Because, now that I am 50 and looking at my daughters (who are 23 and 24), at their friends, at the young women in my little town, and at all the youthful ladies I see as I travel here and there for various reasons, I realize something. Virtually all young women (and by that, I mean those 35 and under) are lovely. Please don't get me wrong. Older women are lovely, too. But, it's the younger ones who are especially hard on themselves, so they are the ones I am addressing right now.
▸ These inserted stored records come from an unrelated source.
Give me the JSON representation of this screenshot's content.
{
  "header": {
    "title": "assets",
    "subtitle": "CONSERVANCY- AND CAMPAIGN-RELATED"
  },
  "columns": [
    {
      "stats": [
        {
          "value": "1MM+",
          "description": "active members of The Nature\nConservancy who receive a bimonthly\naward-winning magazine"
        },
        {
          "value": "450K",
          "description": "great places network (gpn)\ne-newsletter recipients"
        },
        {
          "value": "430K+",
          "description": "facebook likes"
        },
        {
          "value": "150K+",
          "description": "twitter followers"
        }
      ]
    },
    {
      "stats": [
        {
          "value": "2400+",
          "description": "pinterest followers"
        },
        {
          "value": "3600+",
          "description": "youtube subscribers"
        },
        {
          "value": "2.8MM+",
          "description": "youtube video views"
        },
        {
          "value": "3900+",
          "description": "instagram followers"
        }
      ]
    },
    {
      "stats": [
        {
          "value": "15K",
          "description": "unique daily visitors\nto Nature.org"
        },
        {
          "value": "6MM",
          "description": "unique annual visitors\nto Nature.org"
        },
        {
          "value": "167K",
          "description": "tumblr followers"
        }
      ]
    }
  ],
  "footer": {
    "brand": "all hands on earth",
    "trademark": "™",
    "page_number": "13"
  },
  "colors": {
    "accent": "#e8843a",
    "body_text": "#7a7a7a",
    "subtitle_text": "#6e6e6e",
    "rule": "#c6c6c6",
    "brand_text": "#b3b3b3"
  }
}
So, young women, hear me. You are beautiful. Most of you groom yourselves well. You shower and do your hair and put something on that makes you feel pretty. You smile and laugh and have fun. You have spunk. And you have nice legs, too. Whether they are a little larger or a little smaller, a bit longer or a tad shorter, your young legs look cute dressed in the stylish shorts, pants, and skirts that you wear. They look cute when you walk around with your friends, getting coffee in the mall or going to the movies or dancing in a club. And not just your legs look cute. The rest of you looks adorable, too.
Therefore:
Have a little confidence in yourselves. Have confidence that you are beautiful -- but not only that. Have confidence in your intelligence and your abilities. Let your natural goodness and enthusiasm shine through. And don't worry about what others might think of your legs or any other part of you. Be happy in yourselves. Know in your heart that you can create lives and friendships that will be rewarding and satisfying.
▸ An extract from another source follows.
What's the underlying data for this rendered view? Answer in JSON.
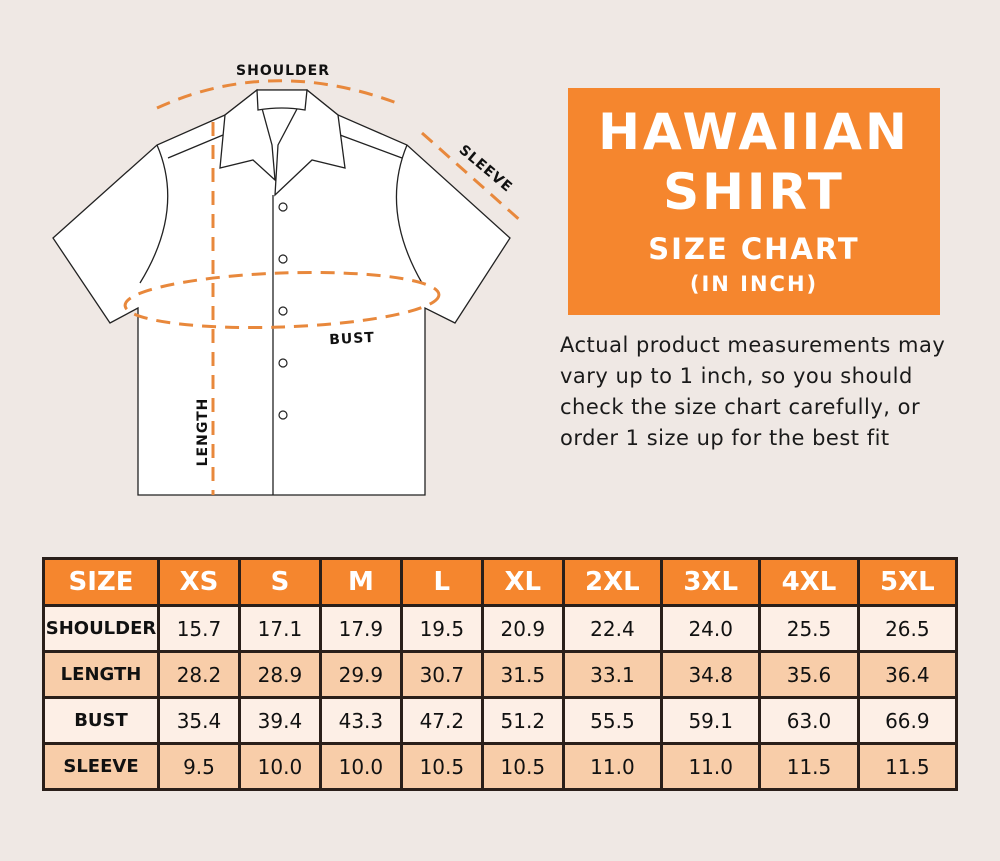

Because, I must admit, Mr. McKenzie does have a point. When you are confident, you will be attractive. But, it needs to be authentic confidence. The kind of confidence that -- if you happened to run into Mr. McKenzie somewhere -- would allow you to look him in the eye and smile warmly, not worrying about what he is thinking of your legs. For I believe that Mr. McKenzie -- seeming to be a truly good sort of guy -- and any other guy worth your time and attention, is going to be looking at the totality of you as a person. He's not going to be spending a great deal of time rating your body parts. A worthwhile guy wants to be with somebody who cares about him, who cares about others, who can converse with him about interesting things, and (maybe I am getting ahead of myself here, but what the hell) who might be a good mother. A good guy realizes that when he falls in love and makes a commitment that the woman he chooses is going to get older, along with her body parts. And he will have the maturity to deal with that.